We have a forked version of the joint_trajectory_controller that's modified to use the accelerations in the incoming joint trajectory. The desired trajectory looks fine (visualized via /state topic exposed by the controller) when the input trajectory is generated using moveit's trajectory generator. However, when we use another off the shelf trajectory generator, I see oscillations in the desired accelerations sampled by the trajectory controller. Below are pictures of the input to the trajectory controller and the desired accelerations picked up by the trajectory controller. Any idea what might be causing these oscillations? I've been looking through the code that samples the trajectory through quintic splines but I haven't caught anything yet.

Input Acceleration input_acc_profile

Desired accelerations sampled by the trajectory controller joint_trajectory_desired_acc

Hugal31 commented 2 years ago

I have the same issue using MoveIt! and the joint_trajectory_controller sampler (the QuinticSplineSegment). It seems the issue is more evident with MoveIt! trajectories trying to synchronize multiple joints. Note: the used Time parametrization in MoveIt! is the IterativeSplineParametrization.

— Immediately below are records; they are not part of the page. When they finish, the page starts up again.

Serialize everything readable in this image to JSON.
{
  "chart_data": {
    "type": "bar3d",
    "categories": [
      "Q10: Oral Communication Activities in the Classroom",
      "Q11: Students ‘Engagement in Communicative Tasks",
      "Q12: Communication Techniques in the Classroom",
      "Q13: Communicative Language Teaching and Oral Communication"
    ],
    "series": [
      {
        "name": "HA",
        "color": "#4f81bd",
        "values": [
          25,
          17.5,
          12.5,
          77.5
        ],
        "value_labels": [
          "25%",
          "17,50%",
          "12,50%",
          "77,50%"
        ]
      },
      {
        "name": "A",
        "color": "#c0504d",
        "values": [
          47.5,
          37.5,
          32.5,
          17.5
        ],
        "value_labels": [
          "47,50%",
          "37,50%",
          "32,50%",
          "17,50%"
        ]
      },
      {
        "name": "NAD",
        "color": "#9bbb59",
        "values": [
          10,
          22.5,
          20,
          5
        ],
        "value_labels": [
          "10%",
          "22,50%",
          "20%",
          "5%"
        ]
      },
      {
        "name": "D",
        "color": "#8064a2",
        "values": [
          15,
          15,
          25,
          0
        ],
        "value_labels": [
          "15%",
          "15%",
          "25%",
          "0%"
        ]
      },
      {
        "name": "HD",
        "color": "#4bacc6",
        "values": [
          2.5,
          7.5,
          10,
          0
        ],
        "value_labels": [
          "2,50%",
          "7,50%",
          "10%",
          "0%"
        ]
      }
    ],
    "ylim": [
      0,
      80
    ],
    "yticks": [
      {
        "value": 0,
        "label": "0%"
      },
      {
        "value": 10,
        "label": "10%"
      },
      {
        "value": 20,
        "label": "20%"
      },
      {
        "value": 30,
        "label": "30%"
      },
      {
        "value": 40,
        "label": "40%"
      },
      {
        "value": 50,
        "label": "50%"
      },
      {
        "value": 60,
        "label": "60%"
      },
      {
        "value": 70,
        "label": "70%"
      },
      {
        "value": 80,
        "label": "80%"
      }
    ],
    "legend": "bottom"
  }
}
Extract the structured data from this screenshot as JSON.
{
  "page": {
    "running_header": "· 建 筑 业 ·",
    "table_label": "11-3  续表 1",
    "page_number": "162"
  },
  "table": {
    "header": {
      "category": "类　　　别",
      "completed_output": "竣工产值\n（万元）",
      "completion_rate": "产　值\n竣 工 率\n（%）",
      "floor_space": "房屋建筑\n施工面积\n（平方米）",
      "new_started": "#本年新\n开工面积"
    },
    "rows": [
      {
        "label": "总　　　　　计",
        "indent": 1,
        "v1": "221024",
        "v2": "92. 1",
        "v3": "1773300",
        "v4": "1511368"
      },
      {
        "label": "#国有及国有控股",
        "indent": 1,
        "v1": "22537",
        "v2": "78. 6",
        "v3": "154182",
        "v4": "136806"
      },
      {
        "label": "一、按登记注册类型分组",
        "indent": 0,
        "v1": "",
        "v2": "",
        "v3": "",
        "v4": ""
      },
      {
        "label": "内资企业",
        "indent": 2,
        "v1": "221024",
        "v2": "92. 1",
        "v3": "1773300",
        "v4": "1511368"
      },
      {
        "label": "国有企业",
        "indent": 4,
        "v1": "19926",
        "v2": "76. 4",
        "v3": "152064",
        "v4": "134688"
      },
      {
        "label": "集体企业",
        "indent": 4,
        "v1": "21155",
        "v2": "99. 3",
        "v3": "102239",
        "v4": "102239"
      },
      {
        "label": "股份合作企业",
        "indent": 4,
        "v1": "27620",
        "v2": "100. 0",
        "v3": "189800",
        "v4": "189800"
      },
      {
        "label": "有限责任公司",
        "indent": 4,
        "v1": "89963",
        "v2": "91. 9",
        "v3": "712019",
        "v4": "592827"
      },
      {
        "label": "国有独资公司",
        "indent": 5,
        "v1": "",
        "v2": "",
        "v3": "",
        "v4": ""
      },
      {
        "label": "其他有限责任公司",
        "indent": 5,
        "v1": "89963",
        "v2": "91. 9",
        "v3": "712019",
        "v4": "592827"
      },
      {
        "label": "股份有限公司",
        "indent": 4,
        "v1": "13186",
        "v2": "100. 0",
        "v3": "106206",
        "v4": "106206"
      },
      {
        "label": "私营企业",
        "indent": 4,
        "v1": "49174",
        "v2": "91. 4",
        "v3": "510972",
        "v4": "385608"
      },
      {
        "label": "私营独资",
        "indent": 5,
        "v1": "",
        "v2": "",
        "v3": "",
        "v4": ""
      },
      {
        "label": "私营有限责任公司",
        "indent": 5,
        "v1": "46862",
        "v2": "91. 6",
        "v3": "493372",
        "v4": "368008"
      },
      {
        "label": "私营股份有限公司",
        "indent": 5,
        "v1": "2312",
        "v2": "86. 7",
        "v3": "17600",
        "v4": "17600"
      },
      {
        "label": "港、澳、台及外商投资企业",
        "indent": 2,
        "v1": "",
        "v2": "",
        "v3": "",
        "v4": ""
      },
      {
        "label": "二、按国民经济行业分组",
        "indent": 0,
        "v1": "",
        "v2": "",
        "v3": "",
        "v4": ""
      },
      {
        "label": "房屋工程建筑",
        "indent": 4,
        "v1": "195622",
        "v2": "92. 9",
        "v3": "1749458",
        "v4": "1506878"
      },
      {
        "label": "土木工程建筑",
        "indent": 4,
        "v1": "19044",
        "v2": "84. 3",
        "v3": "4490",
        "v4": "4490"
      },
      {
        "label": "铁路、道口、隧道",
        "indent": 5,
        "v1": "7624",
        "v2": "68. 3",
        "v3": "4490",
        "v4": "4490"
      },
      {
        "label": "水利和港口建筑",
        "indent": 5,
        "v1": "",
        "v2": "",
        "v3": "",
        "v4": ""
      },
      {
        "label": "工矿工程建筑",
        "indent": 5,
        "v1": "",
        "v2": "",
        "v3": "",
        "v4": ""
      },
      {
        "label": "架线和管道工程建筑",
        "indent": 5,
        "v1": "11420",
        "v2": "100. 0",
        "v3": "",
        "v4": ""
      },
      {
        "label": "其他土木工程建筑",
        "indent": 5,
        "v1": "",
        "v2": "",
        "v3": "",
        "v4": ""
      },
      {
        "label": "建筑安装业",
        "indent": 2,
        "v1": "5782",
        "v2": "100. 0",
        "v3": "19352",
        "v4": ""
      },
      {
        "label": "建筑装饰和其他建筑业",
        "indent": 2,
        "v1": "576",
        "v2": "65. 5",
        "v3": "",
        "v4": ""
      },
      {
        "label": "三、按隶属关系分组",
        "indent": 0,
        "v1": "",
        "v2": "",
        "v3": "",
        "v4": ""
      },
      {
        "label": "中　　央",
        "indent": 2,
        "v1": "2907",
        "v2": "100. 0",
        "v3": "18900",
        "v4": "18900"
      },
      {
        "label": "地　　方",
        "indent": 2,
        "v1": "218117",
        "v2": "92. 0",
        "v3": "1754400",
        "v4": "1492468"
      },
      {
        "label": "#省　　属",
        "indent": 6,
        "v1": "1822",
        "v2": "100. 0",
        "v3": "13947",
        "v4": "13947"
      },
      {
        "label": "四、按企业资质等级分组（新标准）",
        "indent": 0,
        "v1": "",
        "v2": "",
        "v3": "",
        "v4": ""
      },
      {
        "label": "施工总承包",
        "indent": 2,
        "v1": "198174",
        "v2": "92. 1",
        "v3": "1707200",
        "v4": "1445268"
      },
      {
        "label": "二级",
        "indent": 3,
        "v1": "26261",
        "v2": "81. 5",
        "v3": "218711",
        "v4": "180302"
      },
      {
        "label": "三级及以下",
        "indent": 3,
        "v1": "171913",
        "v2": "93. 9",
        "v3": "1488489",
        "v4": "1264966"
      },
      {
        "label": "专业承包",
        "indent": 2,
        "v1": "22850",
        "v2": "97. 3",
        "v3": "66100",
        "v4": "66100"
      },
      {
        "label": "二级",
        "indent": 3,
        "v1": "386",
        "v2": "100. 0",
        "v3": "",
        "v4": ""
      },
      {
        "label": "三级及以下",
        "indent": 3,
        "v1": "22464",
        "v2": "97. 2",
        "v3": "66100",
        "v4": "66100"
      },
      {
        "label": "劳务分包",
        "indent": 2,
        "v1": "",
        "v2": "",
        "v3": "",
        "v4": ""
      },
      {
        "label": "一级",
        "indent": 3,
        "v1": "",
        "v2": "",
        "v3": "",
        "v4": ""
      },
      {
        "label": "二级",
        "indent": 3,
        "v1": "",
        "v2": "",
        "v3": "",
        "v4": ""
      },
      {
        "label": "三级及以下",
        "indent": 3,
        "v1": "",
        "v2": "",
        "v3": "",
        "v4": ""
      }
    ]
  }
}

I have attached the MoveIt! trajectory as a CSV, the resampled trajectory as a CSV, and a sample of C++ code I did to thinker with the sampler.

The following figure shows the MoveIt! pos, vel and acceleration trajectory for two joints (the smooth curves) and the resample trajectory.

sampled

The original trajectory: moveit_traj.csv The resampled trajectory: moveit_sampled.csv The code to resample it (build and run a.out movei_traj.csv): resample_code.zip

EDIT: I found the issue, it came from a custom time parametrization which modified incorrectly the original time parametrization.